Найдено, что ICAM-1 обладает наиболее ярко выраженной гомологичностью с гликопротеинами NCAN и MAC ряда C2. Это представляет особенный интерес, поскольку NCAM и MAC являются медиаторами адгезии клеток друг к другу, NCAM играет важную роль во взаимодействиях нейтрона с нейтроном и в нейтроно-мышечных взаимодействиях, в то время как MAG играет важную роль во взаимодействиях нейтрона с олигодентроцитом и олигодентроцита с олигодентроцитом при миенилизации.
Пример 1. Конструирование и экспрессия производных ICAM-1 кДНК ICAM-1 расщепляют рестрикционными эндонуклеазами Sal 1 и Kpn 1, и полученный фрагмент ДНК размером 1,8 тыс. пар оснований субклонируют в плазмидный вектор CDM8. Полученным конструктом pCD178C трансформируют штамм dut-, ung- E.coli (BW313/P3).

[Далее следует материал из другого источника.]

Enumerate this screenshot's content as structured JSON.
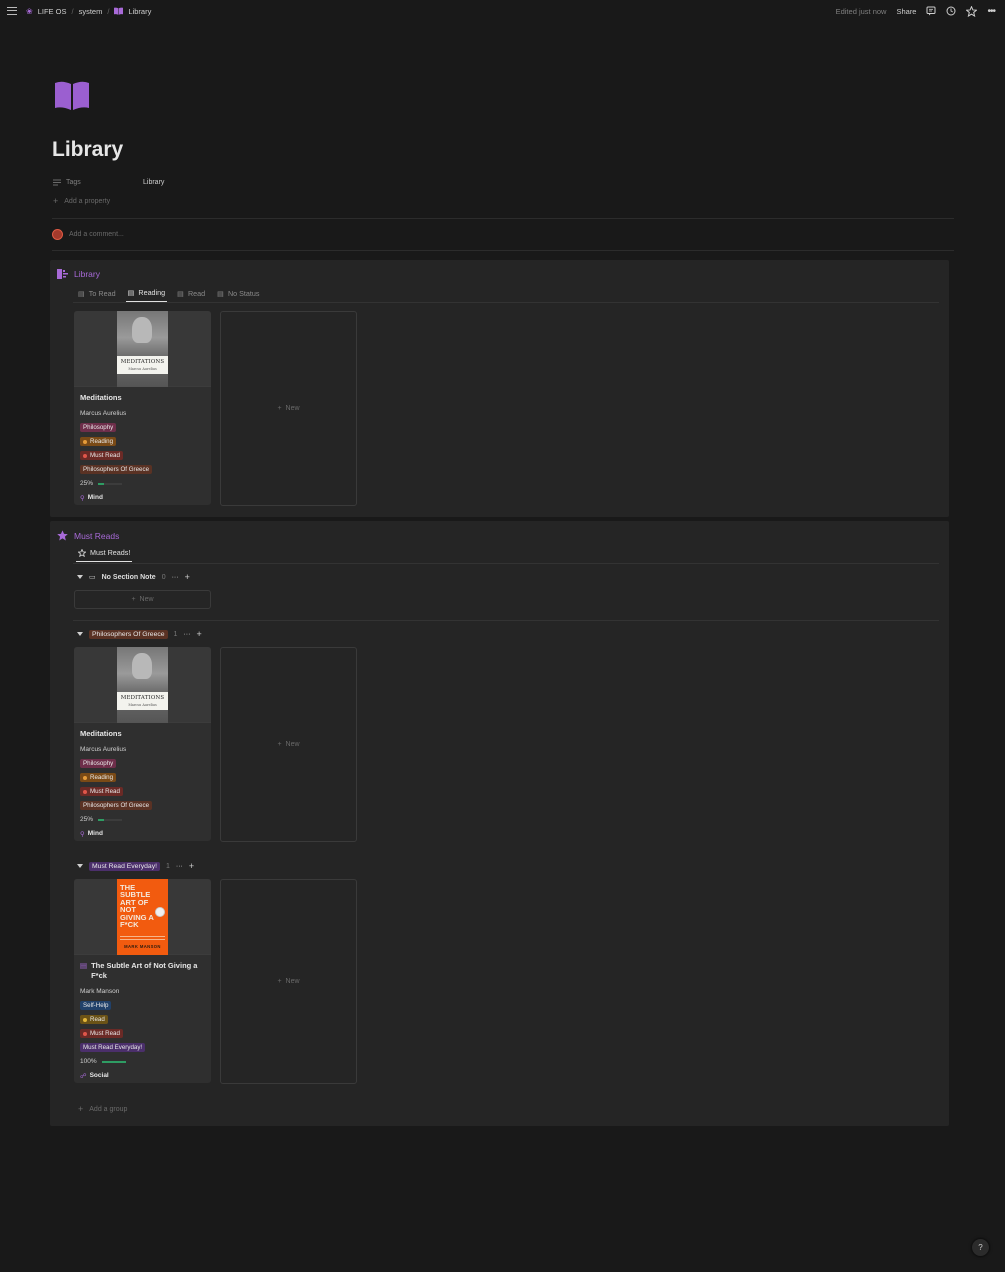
{
  "breadcrumb": [
    "LIFE OS",
    "system",
    "Library"
  ],
  "topbar": {
    "edited": "Edited just now",
    "share": "Share"
  },
  "page": {
    "title": "Library"
  },
  "properties": {
    "tags_label": "Tags",
    "tags_value": "Library",
    "add_property": "Add a property"
  },
  "comment": {
    "placeholder": "Add a comment..."
  },
  "library_db": {
    "title": "Library",
    "tabs": [
      {
        "label": "To Read",
        "active": false
      },
      {
        "label": "Reading",
        "active": true
      },
      {
        "label": "Read",
        "active": false
      },
      {
        "label": "No Status",
        "active": false
      }
    ],
    "new_label": "New"
  },
  "must_reads_db": {
    "title": "Must Reads",
    "tab": "Must Reads!",
    "new_label": "New",
    "add_group": "Add a group",
    "groups": [
      {
        "name": "No Section Note",
        "count": "0"
      },
      {
        "name": "Philosophers Of Greece",
        "count": "1"
      },
      {
        "name": "Must Read Everyday!",
        "count": "1"
      }
    ]
  },
  "books": {
    "meditations": {
      "title": "Meditations",
      "cover_title": "MEDITATIONS",
      "cover_author": "Marcus Aurelius",
      "author": "Marcus Aurelius",
      "genre": "Philosophy",
      "status": "Reading",
      "priority": "Must Read",
      "collection": "Philosophers Of Greece",
      "progress_label": "25%",
      "progress": 0.25,
      "area": "Mind"
    },
    "subtle_art": {
      "title": "The Subtle Art of Not Giving a F*ck",
      "cover_title": "THE SUBTLE ART OF NOT GIVING A F*CK",
      "cover_author": "MARK MANSON",
      "author": "Mark Manson",
      "genre": "Self-Help",
      "status": "Read",
      "priority": "Must Read",
      "collection": "Must Read Everyday!",
      "progress_label": "100%",
      "progress": 1.0,
      "area": "Social"
    }
  },
  "help": "?",
  "colors": {
    "accent": "#a86ad8",
    "philosophy": "#6e2e4a",
    "reading": "#7a4a16",
    "must_read": "#6b2a26",
    "philosophers": "#5a3224",
    "selfhelp": "#21416a",
    "read": "#6b5216",
    "everyday": "#4b2f6b",
    "progress": "#2e9c63"
  }
}
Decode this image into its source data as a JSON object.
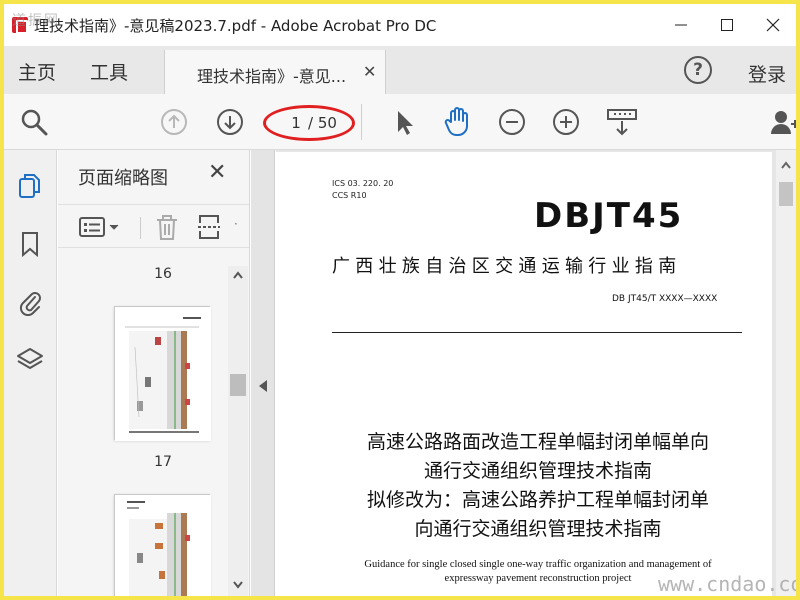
{
  "window": {
    "title": "理技术指南》-意见稿2023.7.pdf - Adobe Acrobat Pro DC",
    "watermark_top_left": "道振网",
    "controls": {
      "minimize": "—",
      "maximize": "☐",
      "close": "✕"
    }
  },
  "menu": {
    "home": "主页",
    "tools": "工具",
    "doc_tab": "理技术指南》-意见...",
    "doc_tab_close": "✕",
    "help": "?",
    "login": "登录"
  },
  "toolbar": {
    "current_page": "1",
    "total_pages": "/ 50"
  },
  "thumbnails": {
    "title": "页面缩略图",
    "close": "✕",
    "pages": [
      {
        "label": "16"
      },
      {
        "label": "17"
      }
    ]
  },
  "document": {
    "ics_line": "ICS   03. 220. 20",
    "ccs_line": "CCS  R10",
    "header_code": "DBJT45",
    "organization": "广西壮族自治区交通运输行业指南",
    "standard_no": "DB JT45/T XXXX—XXXX",
    "title_line1": "高速公路路面改造工程单幅封闭单幅单向",
    "title_line2": "通行交通组织管理技术指南",
    "title_line3": "拟修改为：高速公路养护工程单幅封闭单",
    "title_line4": "向通行交通组织管理技术指南",
    "english_line1": "Guidance for single closed single one-way traffic organization and management of",
    "english_line2": "expressway pavement reconstruction project"
  },
  "watermark_bottom_right": "www.cndao.com",
  "colors": {
    "border": "#f5e44a",
    "accent_blue": "#1f6fc4",
    "annotation_red": "#e02020"
  }
}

Однонитевую урацилсодержащую матрицу выделяют из трансформантов с помощью инфекции фагом-помощником R408. Мутантные кДНК ICAM-1 получают синтезом второй нити с применением олигонуклеотида, содержащего несоответствующие основания, и последующей трансформацией хозяина ung+ (MC1061/P3) полученной гетерогенной парой. Мутанты выделяют отбором по вновь сконструированным сайтам рестрикции под действием эндонуклеаз, введенным мутантным олигонуклеотидом. Мутантный белок ICAM-1 экспрессируют путем трансфекции клеток COS-7 мутантной ДНК в эукариотном экспрессионном векторе CDMDB.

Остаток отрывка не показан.